The second kind is something to do with the style of politics. Populist leaders tend to be charismatic, that is to say they claim to have direct relationship with the people they claim to represent. Their charisma is represented in the person rather than through institutions. In fact, most populist politicians don't like institutions. They instead seek to do whatever they can to undermine institutions. Institutions like rule of law, free media, impartial bureaucracy—all these stand in the way of populist leaders in accomplishing their purposes.

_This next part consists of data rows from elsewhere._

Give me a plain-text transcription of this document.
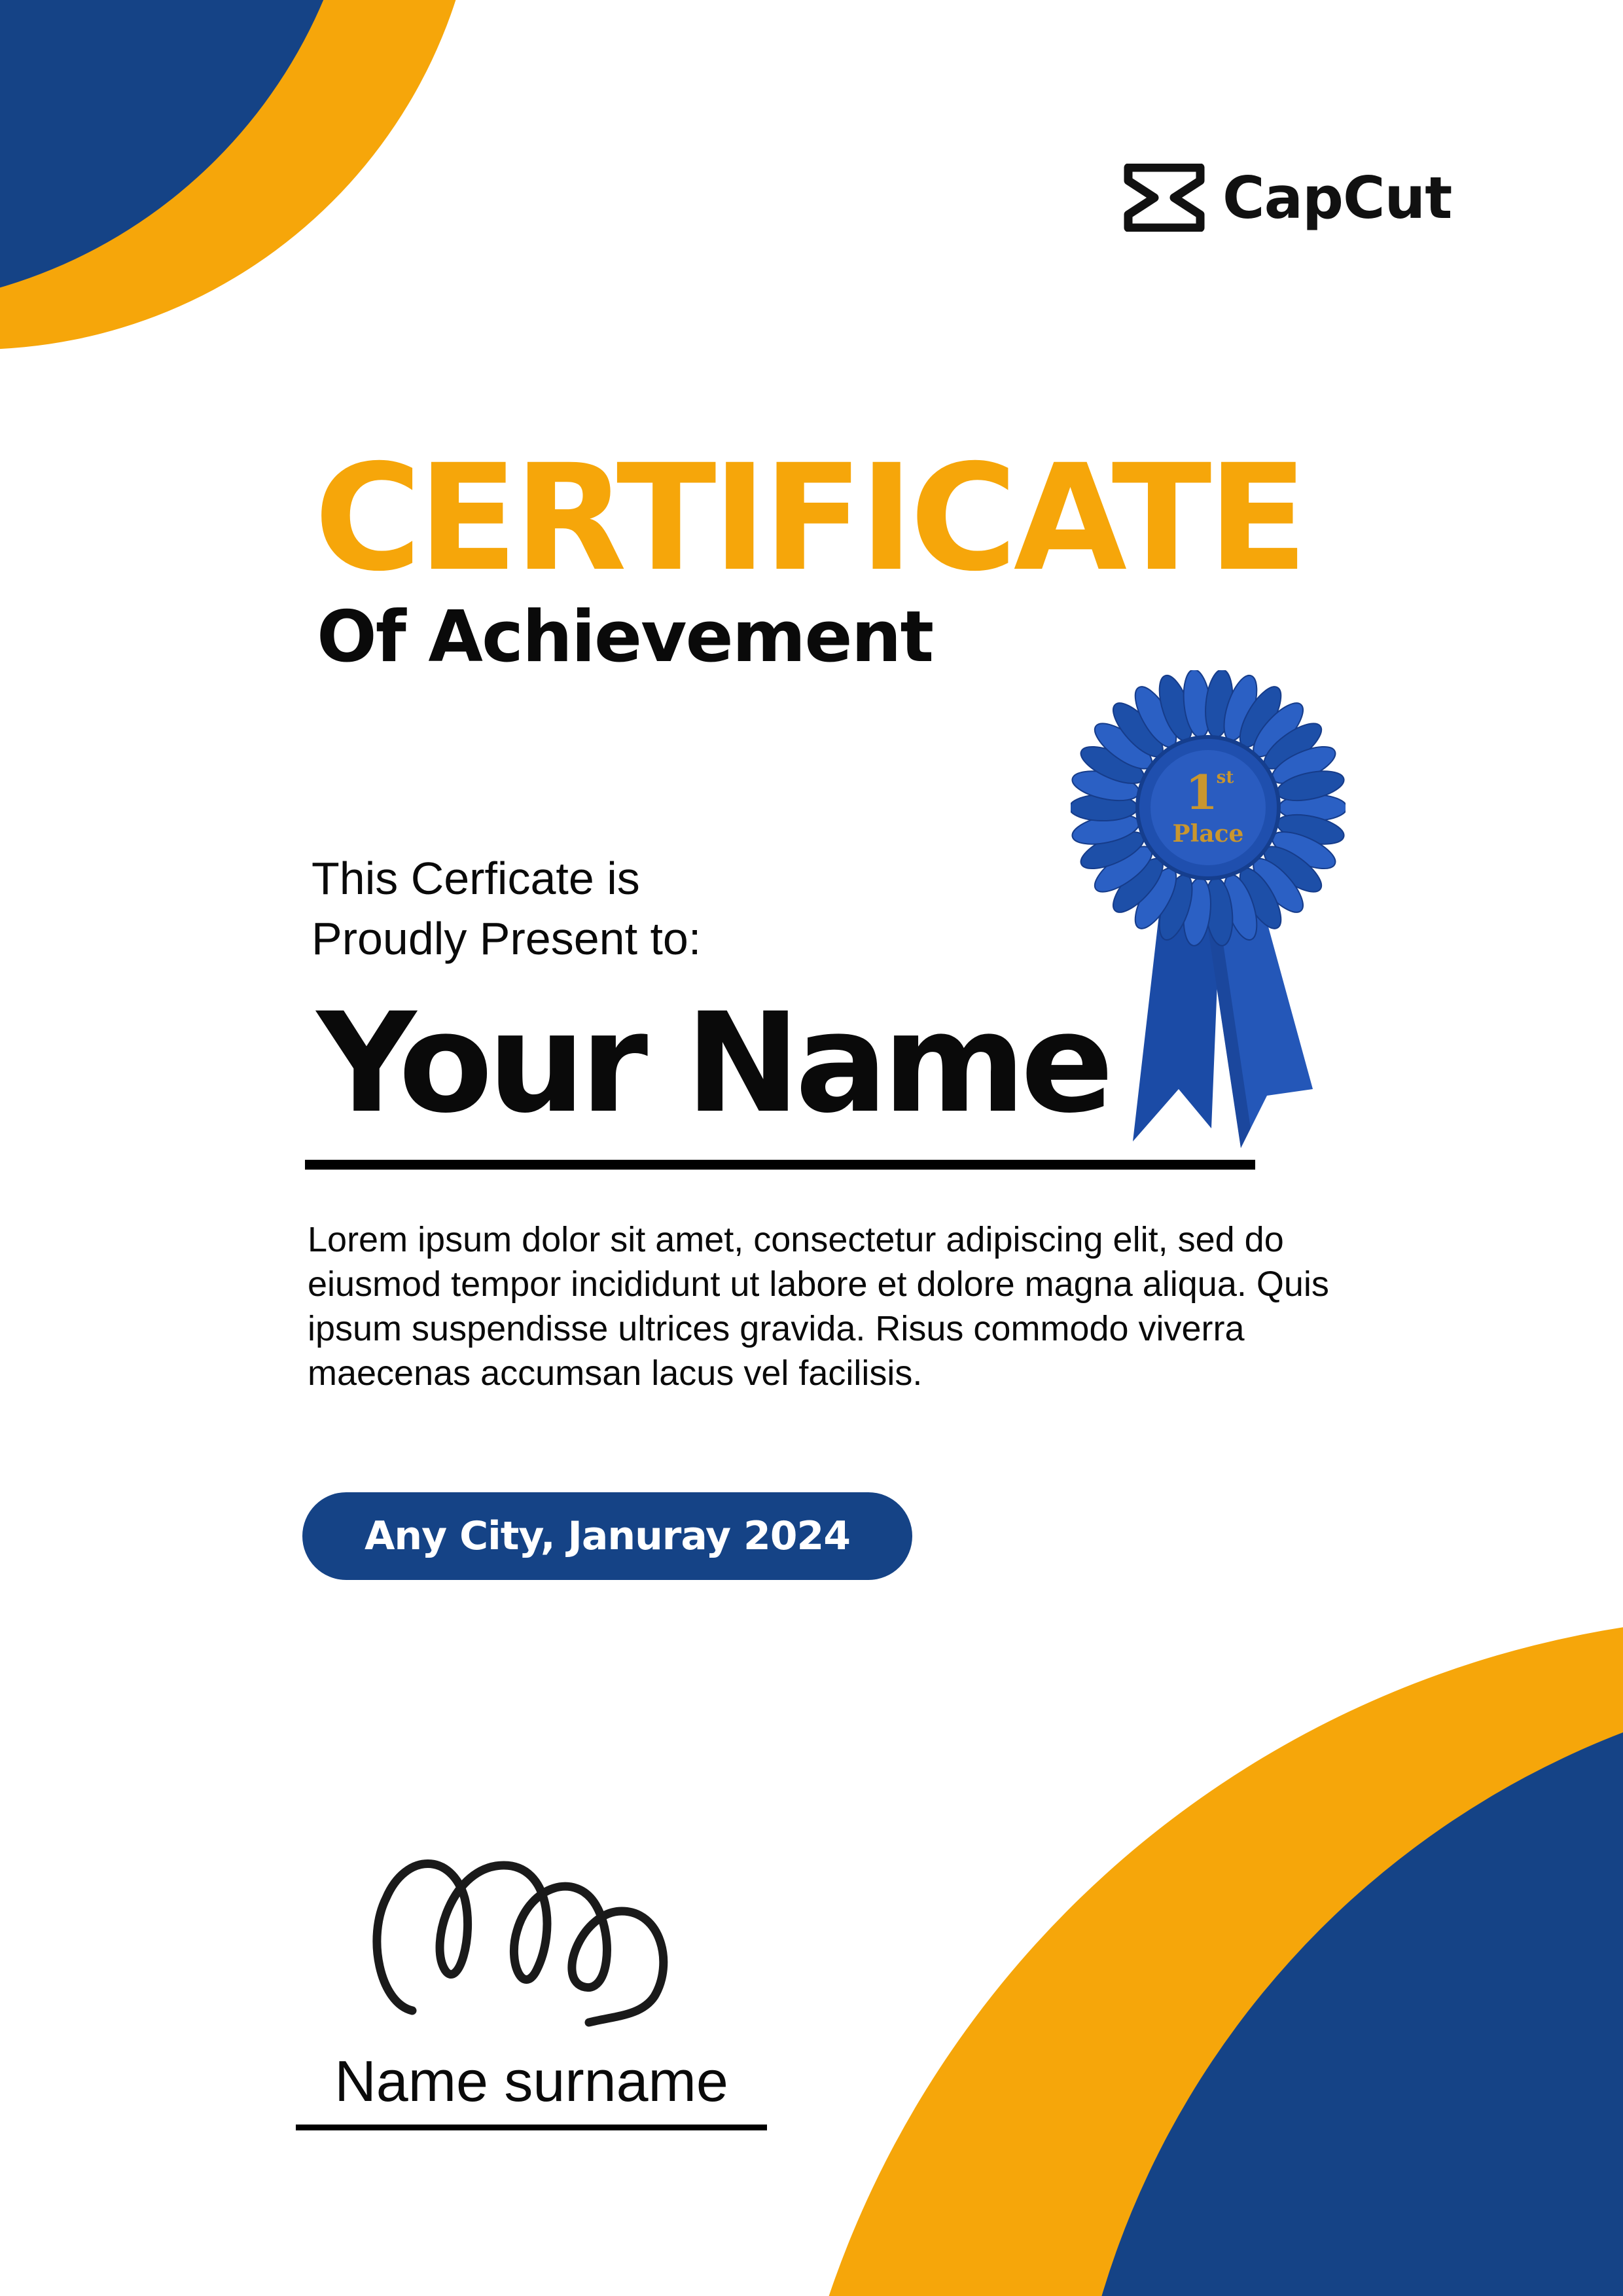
CapCut
CERTIFICATE
Of Achievement
This Cerficate is
Proudly Present to:
Your Name
Lorem ipsum dolor sit amet, consectetur adipiscing elit, sed do eiusmod tempor incididunt ut labore et dolore magna aliqua. Quis ipsum suspendisse ultrices gravida. Risus commodo viverra maecenas accumsan lacus vel facilisis.
Any City, Januray 2024
1
st
Place
Name surname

And the last kind of populist leaders are those who represent the people, but often, not all the people. They value certain ethnic groups or traditional ethnic groups more than others. A contemporary example could be Prime Minister Modi of India, which is an incredibly diverse country in terms of religion, language, caste and geographic region. But under Modi, Hindu nationalism again took root in India, disregarding people from other faiths. This has also been reflected by the way his government tried to enact the Citizenship Amendment Act (CAA) and National Register of Citizens (NRC). Prime Minister Victor Orban of Hungary is another who clearly said that the Hungarian national identity is based on Hungarian ethnicity. The danger of this type of populism is fairly evident as they destroy liberal democracy and the liberal international order.
We saw how the US played a much wider role following WWII. That included global leadership, promotion of the liberal international order, freedom, democracy, and human rights, and preventing the rise of regional hegemons in Eurasia. It's therefore understandable that in a unipolar world, US policy made an even deeper impact. Sadly, when countries tried to deal with global issues like the refugee problem using the so-called ultra-nationalist rhetoric particularly in several European countries, it didn't work out well. If we look at the US, it is the lower and middle-income, less educated people, who felt that their lives and jobs were threatened by immigrants.

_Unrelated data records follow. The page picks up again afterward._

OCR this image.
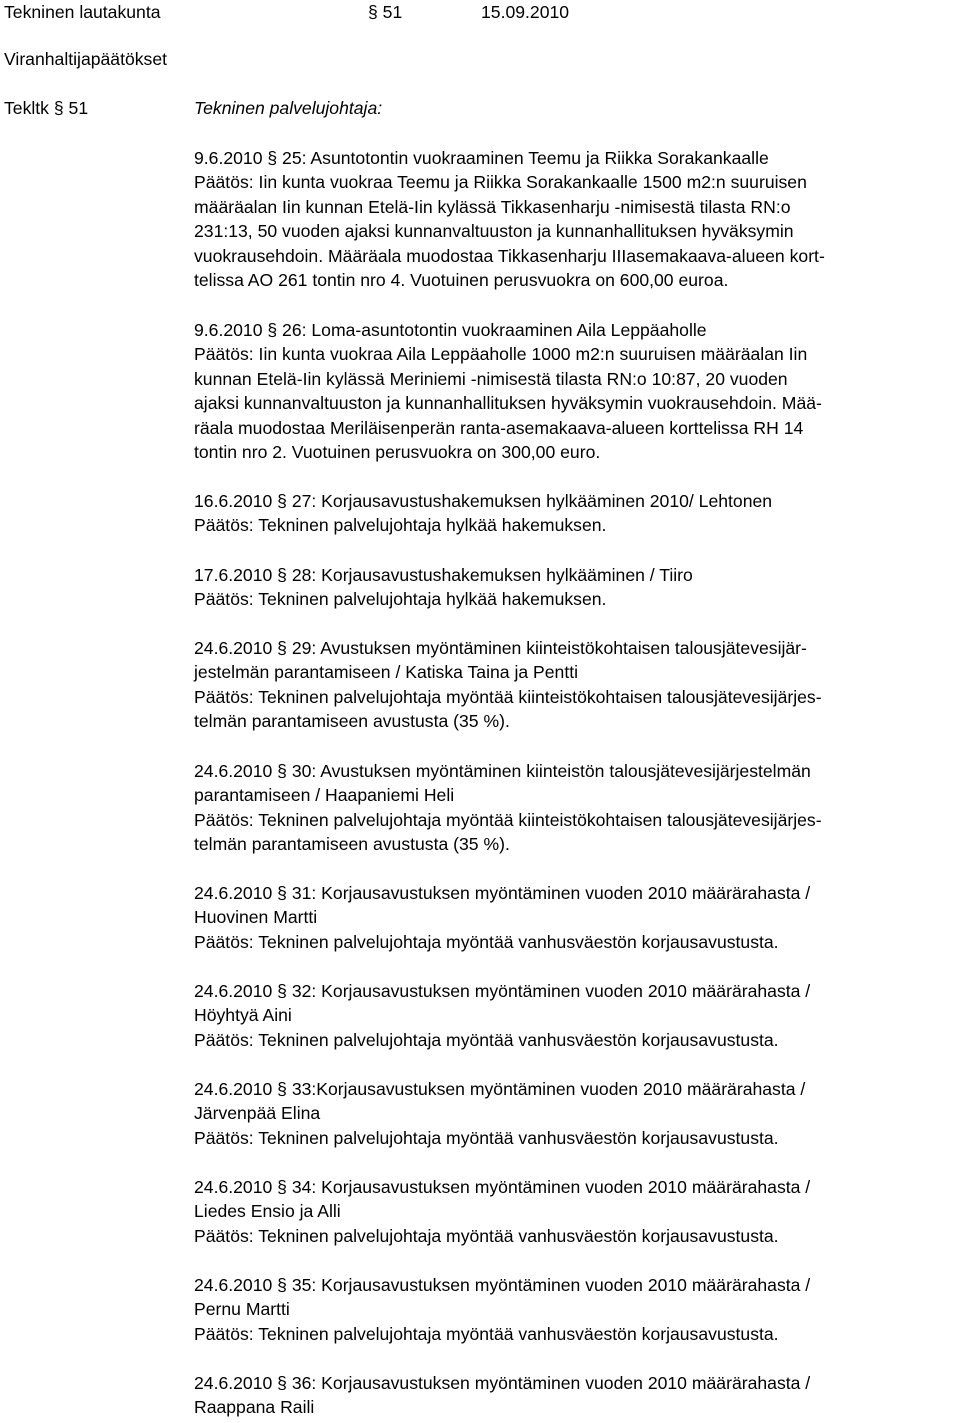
Tekninen lautakunta	§ 51	15.09.2010
Viranhaltijapäätökset
Tekltk § 51	Tekninen palvelujohtaja:
9.6.2010 § 25: Asuntotontin vuokraaminen Teemu ja Riikka Sorakankaalle
Päätös: Iin kunta vuokraa Teemu ja Riikka Sorakankaalle 1500 m2:n suuruisen
määräalan Iin kunnan Etelä-Iin kylässä Tikkasenharju -nimisestä tilasta RN:o
231:13, 50 vuoden ajaksi kunnanvaltuuston ja kunnanhallituksen hyväksymin
vuokrausehdoin. Määräala muodostaa Tikkasenharju IIIasemakaava-alueen kort-
telissa AO 261 tontin nro 4. Vuotuinen perusvuokra on 600,00 euroa.
9.6.2010 § 26: Loma-asuntotontin vuokraaminen Aila Leppäaholle
Päätös: Iin kunta vuokraa Aila Leppäaholle 1000 m2:n suuruisen määräalan Iin
kunnan Etelä-Iin kylässä Meriniemi -nimisestä tilasta RN:o 10:87, 20 vuoden
ajaksi kunnanvaltuuston ja kunnanhallituksen hyväksymin vuokrausehdoin. Mää-
räala muodostaa Meriläisenperän ranta-asemakaava-alueen korttelissa RH 14
tontin nro 2. Vuotuinen perusvuokra on 300,00 euro.
16.6.2010 § 27: Korjausavustushakemuksen hylkääminen 2010/ Lehtonen
Päätös: Tekninen palvelujohtaja hylkää hakemuksen.
17.6.2010 § 28: Korjausavustushakemuksen hylkääminen / Tiiro
Päätös: Tekninen palvelujohtaja hylkää hakemuksen.
24.6.2010 § 29: Avustuksen myöntäminen kiinteistökohtaisen talousjätevesijär-
jestelmän parantamiseen / Katiska Taina ja Pentti
Päätös: Tekninen palvelujohtaja myöntää kiinteistökohtaisen talousjätevesijärjes-
telmän parantamiseen avustusta (35 %).
24.6.2010 § 30: Avustuksen myöntäminen kiinteistön talousjätevesijärjestelmän
parantamiseen / Haapaniemi Heli
Päätös: Tekninen palvelujohtaja myöntää kiinteistökohtaisen talousjätevesijärjes-
telmän parantamiseen avustusta (35 %).
24.6.2010 § 31: Korjausavustuksen myöntäminen vuoden 2010 määrärahasta /
Huovinen Martti
Päätös: Tekninen palvelujohtaja myöntää vanhusväestön korjausavustusta.
24.6.2010 § 32: Korjausavustuksen myöntäminen vuoden 2010 määrärahasta /
Höyhtyä Aini
Päätös: Tekninen palvelujohtaja myöntää vanhusväestön korjausavustusta.
24.6.2010 § 33:Korjausavustuksen myöntäminen vuoden 2010 määrärahasta /
Järvenpää Elina
Päätös: Tekninen palvelujohtaja myöntää vanhusväestön korjausavustusta.
24.6.2010 § 34: Korjausavustuksen myöntäminen vuoden 2010 määrärahasta /
Liedes Ensio ja Alli
Päätös: Tekninen palvelujohtaja myöntää vanhusväestön korjausavustusta.
24.6.2010 § 35: Korjausavustuksen myöntäminen vuoden 2010 määrärahasta /
Pernu Martti
Päätös: Tekninen palvelujohtaja myöntää vanhusväestön korjausavustusta.
24.6.2010 § 36: Korjausavustuksen myöntäminen vuoden 2010 määrärahasta /
Raappana Raili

Since 1970, Asia's per-capita incomes have increased fivefold, the asset value of the world's leading billionaires has risen fivefold since 1988 and following China's WTO accession in 2001, US's trade deficit with China alone went up by almost fivefold. These issues, with all of the above combined, largely influenced the rise of populist politics. It is time that democratic leaders across the globe redefine their politics so as to address the global issues for human wellbeing and unity, not just for meeting greed an the last for power.
Maj Gen Md Sarwar Hossain, BSP, SGP, ndc, hdmc, psc (Retd) is the former Military Secretary to the President.